When Rowan started teaching at the College of William and Mary, she noticed that the geology department there emphasized research with a local field work component. She set about organizing her own research program around resources in the local area: field sites (e.g. the Chesapeake Bay), museums (e.g. the Smithsonian), and collaborators (at the USGS and the University of Delaware). These local resources helped to focus her attention on tractable research problems. She also considered, with all of the research projects she was interested in, which could be subdivided into year-long, undergraduate level research projects. In some cases, that has meant that each student researches a different site within a larger field area; in other cases, she has divided the work by time-rock units. Ultimately, every project she undertakes must help answer some broader paleobiological question that interests her.

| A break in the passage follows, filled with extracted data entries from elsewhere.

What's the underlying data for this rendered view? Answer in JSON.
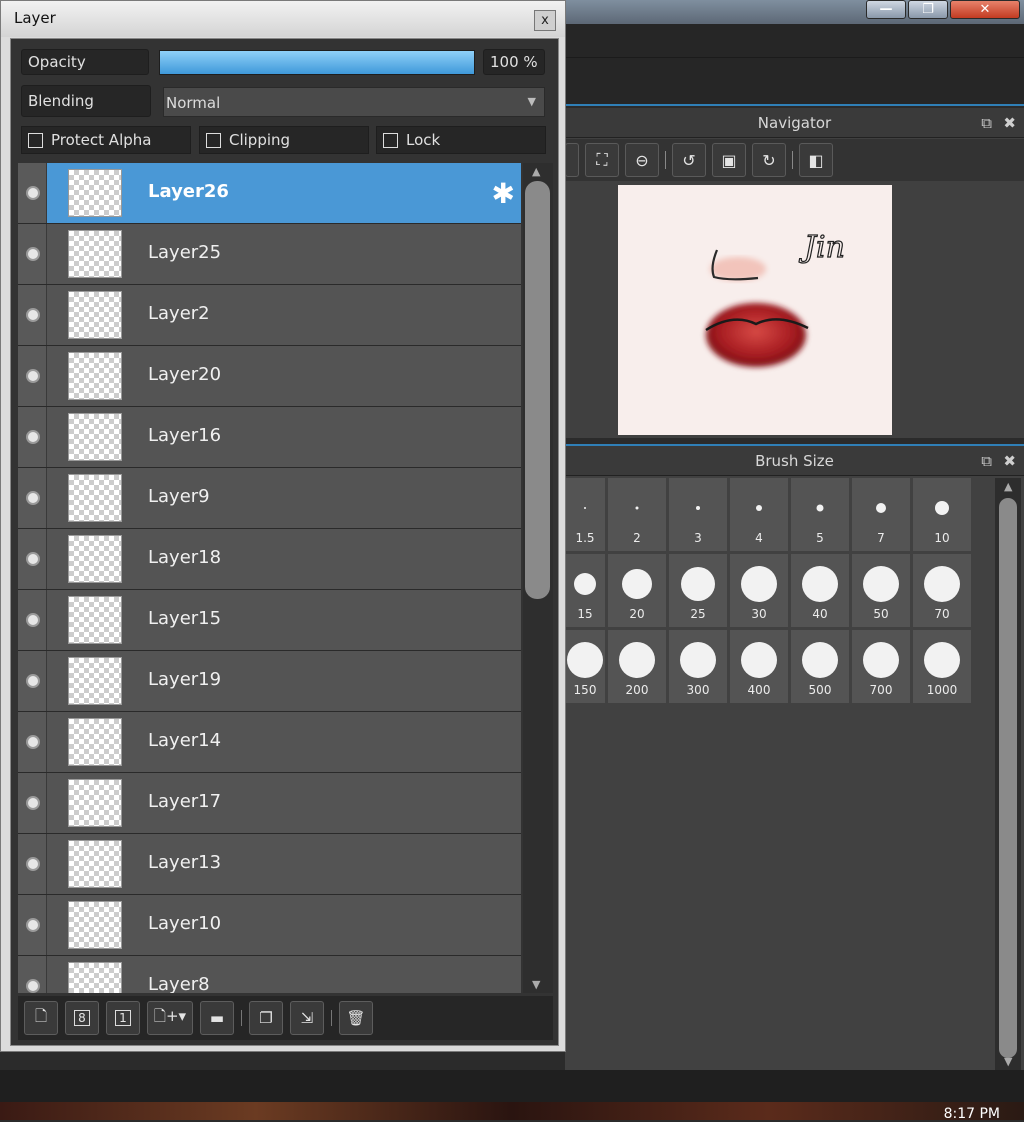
{
  "layer_dialog": {
    "title": "Layer",
    "close": "x",
    "opacity": {
      "label": "Opacity",
      "value_text": "100 %",
      "value": 1.0
    },
    "blending": {
      "label": "Blending",
      "value": "Normal"
    },
    "options": {
      "protect_alpha": "Protect Alpha",
      "clipping": "Clipping",
      "lock": "Lock"
    },
    "layers": [
      {
        "name": "Layer26",
        "selected": true
      },
      {
        "name": "Layer25"
      },
      {
        "name": "Layer2"
      },
      {
        "name": "Layer20"
      },
      {
        "name": "Layer16"
      },
      {
        "name": "Layer9"
      },
      {
        "name": "Layer18"
      },
      {
        "name": "Layer15"
      },
      {
        "name": "Layer19"
      },
      {
        "name": "Layer14"
      },
      {
        "name": "Layer17"
      },
      {
        "name": "Layer13"
      },
      {
        "name": "Layer10"
      },
      {
        "name": "Layer8"
      }
    ],
    "toolbar": [
      "new-layer-icon",
      "new-8bit-layer-icon",
      "new-1bit-layer-icon",
      "add-layer-dropdown-icon",
      "folder-icon",
      "duplicate-icon",
      "merge-icon",
      "trash-icon"
    ]
  },
  "navigator": {
    "title": "Navigator",
    "canvas_text": "Jin"
  },
  "brush_size": {
    "title": "Brush Size",
    "sizes": [
      "1.5",
      "2",
      "3",
      "4",
      "5",
      "7",
      "10",
      "15",
      "20",
      "25",
      "30",
      "40",
      "50",
      "70",
      "150",
      "200",
      "300",
      "400",
      "500",
      "700",
      "1000"
    ]
  },
  "window_controls": {
    "minimize": "—",
    "maximize": "❐",
    "close": "✕"
  },
  "clock": "8:17 PM",
  "colors": {
    "accent": "#4a98d6",
    "panel": "#414141"
  }
}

Advice for early career faculty

Rowan advises pre-tenure faculty to carefully consider their time commitments. One of the hardest things she has had to do, to be successful at William and Mary, is to limit her student researchers to topics that will contribute to her own research program. While she feels selfish doing this, she also sees it as the best way to ensure that she can make progress in her work, and therefore stay on the path to tenure. In addition, Rowan does not always accept students who ask to work in her lab. She feels she can effectively supervise up to four senior thesis projects (along with one or two sophomores or juniors). And she does not necessarily take the first four who ask; she wants enthusiastic, hard-working students who have taken her paleontology class, and are likely to produce reliable data.

Rowan notes that using the student lab group approach to research "is incredibly time-consuming, sometimes very frustrating, and usually not as efficient as working independently.... [M]entoring students can often take much more time than simply doing the research itself." And, inevitably, some student projects are more successful than others. Nonetheless, she says, the positives outweigh the negatives.